Learning the concepts and using SRS are not only not mutually exclusive, they're complementary. There's no quicker way to "grok" a deep technical or mathematical insight than to simply expose yourself to it in a diversity of cognitive contexts. SRS works incredibly well because it generates this diversity as a function of regularly scheduled time. Think of it as entropy generation coupled with heavy reinforcement.
Mc91|1 year ago
Most of the concepts I learned, although I don't remember learning Kadane's algorithm for solving the maximum subarray problem in school, so I've learned some things like that. I can also implement a solution for an associated Leetcode problem in one line of code, so I wound up memorizing that too.

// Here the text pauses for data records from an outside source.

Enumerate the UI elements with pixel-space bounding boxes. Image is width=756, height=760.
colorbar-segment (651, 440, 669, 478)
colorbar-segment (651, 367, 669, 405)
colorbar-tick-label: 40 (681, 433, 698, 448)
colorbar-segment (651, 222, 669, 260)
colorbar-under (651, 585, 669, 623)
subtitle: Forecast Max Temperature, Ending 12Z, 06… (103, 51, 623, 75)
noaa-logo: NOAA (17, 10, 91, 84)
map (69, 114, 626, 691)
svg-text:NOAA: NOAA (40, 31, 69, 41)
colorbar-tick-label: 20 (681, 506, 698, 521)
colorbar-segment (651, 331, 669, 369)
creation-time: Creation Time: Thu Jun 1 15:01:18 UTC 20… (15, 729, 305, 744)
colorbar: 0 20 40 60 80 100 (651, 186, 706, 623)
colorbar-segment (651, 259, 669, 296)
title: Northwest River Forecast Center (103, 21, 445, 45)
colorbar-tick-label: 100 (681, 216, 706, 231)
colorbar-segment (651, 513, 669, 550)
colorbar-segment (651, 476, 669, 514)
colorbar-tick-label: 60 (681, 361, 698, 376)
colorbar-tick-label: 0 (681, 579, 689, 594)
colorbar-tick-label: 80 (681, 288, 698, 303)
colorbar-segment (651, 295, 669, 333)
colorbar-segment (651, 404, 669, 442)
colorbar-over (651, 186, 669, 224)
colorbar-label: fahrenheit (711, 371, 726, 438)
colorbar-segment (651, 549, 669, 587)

OP says "If you master the methods and ideas, you should be able to derive the answers on the spot", but I hear from a lot of people that does not happen, even (implicitly) in this thread. Any how, even if I use OPs method, if I do the same problem over and over and over again I'm going to wind up memorizing it any how.
ffsm8|1 year ago
Some people are closer to each other, and upon realizing that they believe they've found a pattern. But it's like when people tell you that you need to supplement x in your diet. It's possible that x helped you. And it's even possible that you'll find other people with the same nutritional deficit, creating the illusion that everyone would benefit from supplementing. But that's just what it is: a premature extrapolation from anecdotes
eru|1 year ago
Just for the record, that never actually happened. It's just a thing the homebrew guy made up.
(I know, the rest of your points are unaffected by this. I just feel annoyed when we casually warm up old myths.)